As it was located in the westerlies of the southwest monsoon, on September 16, BOB 05 exhibited persistent deep convection driven by mid-level anticyclonic shear. A few hours later, the system weakened to a depression as it drifted slowly westward over western India. The depression subsequently lost organization, degenerating into a well-marked low pressure area over Madhya Pradesh by 00:00 UTC on September 18.

==Impact==
===Bangladesh===
The storm produced heavy rainfall in southeastern Bangladesh. Seven people were killed by landslides in Cox's Bazar District. Rainfall flooded some 200 villages in Cox's Bazar Sadar. Six other upazilas remained flooded. In Ukhia Upazila, flooding affected over 50,000 people across 40 villages. Among them were the Haldia Palong and Jaliapalong areas constituting the most affected population of 35,000. Some 10,000 residents across eight neighbourhoods including Nuniarchara, which are flood-prone, were also affected. Flooding in Chakaria Upazila also disrupted 20,000 residents; agriculture land were also badly damaged. Eleven deaths were recorded and 100 missing fishermen in Noakhali District, 35,441 were relocated to camps, and 1.5 million people were trapped by floodwaters. Two people were killed when a boat capsized in Jagannathpur Upazila.
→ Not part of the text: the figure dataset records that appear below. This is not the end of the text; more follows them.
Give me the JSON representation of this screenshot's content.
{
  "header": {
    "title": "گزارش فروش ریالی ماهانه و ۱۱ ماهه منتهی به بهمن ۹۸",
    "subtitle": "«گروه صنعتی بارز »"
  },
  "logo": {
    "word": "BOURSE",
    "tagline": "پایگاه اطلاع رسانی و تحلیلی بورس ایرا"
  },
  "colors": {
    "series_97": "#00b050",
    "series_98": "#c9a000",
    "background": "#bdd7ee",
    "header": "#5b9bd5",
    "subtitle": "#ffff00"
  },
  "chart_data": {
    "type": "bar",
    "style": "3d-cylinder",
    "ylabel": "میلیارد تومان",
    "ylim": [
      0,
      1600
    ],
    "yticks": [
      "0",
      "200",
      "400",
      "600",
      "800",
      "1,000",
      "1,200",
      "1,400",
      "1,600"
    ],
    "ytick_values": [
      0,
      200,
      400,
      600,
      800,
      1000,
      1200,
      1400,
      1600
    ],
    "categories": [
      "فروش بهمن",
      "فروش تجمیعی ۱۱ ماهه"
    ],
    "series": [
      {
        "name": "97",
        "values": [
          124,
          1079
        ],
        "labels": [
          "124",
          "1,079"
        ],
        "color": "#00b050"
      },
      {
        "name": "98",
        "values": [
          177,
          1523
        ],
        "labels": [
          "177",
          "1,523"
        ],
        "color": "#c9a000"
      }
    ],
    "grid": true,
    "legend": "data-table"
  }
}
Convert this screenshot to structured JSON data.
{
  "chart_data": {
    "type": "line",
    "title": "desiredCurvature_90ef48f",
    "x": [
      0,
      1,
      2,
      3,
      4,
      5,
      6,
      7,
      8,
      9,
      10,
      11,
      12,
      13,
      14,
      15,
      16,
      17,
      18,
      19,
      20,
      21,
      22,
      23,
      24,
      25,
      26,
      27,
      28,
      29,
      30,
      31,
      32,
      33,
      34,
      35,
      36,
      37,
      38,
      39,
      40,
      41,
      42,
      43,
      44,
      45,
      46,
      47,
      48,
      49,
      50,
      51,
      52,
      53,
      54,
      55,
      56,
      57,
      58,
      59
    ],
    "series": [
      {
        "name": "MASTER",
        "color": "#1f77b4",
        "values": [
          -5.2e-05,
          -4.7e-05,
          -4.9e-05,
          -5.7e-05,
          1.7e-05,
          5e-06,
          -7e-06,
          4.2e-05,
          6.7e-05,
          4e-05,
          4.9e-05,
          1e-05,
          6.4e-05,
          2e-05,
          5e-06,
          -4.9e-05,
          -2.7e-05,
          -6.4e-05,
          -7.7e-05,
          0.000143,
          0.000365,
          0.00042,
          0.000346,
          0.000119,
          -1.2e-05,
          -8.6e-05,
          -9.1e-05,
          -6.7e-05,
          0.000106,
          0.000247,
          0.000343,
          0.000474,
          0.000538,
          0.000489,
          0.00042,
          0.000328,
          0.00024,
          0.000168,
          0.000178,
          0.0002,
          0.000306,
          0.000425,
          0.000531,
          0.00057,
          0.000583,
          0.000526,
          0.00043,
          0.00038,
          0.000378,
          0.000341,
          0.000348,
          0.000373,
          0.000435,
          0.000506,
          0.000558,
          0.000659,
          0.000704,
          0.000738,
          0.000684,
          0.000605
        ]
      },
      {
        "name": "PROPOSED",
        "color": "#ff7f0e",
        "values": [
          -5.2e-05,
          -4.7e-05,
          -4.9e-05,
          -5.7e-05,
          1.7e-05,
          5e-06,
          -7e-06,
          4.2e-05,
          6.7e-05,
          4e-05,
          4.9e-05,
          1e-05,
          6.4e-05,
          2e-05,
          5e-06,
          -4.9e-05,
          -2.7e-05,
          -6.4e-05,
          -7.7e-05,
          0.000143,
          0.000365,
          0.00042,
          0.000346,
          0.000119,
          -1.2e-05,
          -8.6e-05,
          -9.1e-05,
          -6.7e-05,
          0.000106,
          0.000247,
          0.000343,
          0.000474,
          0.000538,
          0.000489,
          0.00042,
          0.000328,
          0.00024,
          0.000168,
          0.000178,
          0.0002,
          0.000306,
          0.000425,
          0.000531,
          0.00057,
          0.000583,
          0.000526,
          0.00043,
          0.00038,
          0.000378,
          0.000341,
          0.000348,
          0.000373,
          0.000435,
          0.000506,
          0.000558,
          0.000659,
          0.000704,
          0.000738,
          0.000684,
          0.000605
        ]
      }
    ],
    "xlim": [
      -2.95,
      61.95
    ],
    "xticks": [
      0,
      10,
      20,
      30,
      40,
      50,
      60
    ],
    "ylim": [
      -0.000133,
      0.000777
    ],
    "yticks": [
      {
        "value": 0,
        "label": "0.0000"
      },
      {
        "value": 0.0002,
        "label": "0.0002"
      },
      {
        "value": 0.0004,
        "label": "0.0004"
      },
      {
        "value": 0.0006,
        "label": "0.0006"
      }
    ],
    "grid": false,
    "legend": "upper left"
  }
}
Over a dozen fishing trawlers carrying an estimated 500 people off the coast of Cox's Bazar were unaccounted since 11 September. On 15 September, most of these fishermen returned to land but 250 others on 23 trawlers remained missing. At least eight trawlers capsized in rough seas; some fishermen swam to shore while many others were missing. Two bodies were found at Ukhia's Inani Beach while three were recovered along the shores of Nazirartek, Pechar Dwip and Kolatoli Square. A search operation for the missing was initiated by the Bangladesh Navy. Indian fishermen also rescued 12 Bangladeshi nationals stranded in the bay due to rough seas.

===India===
On 14 September, the IMD said light to moderate rain was possible in West Bengal while some areas might experience extreme rainfall. Intense rainfall was expected in Odisha, Jharkhand, Bihar, Chhattisgarh, Mizoram, Tripura, Assam and Meghalaya from 14 to 16 September. A "red" alert was later issued for West Bengal and Odisha with a greater expectation for intense rain. In Kolkata, 72.4 mm of rain was recorded over a 24-hour period. Over 125.8 mm of rain was measured between 13 and 14 September in the city.
Due to the heavy rains, the Damodar Valley Corporation released more than 3.5 lakh cusec (350000 cuft cubic metres per second) of water from its dams, resulting in inundation of Birbhum, Bankura, Howrah, Hooghly, North and South 24 Parganas, Purba and Paschim Medinipur, and Paschim Bardhaman districts of West Bengal. Twenty-eight people were killed due to these floods and 25,000 people had to moved to safer areas.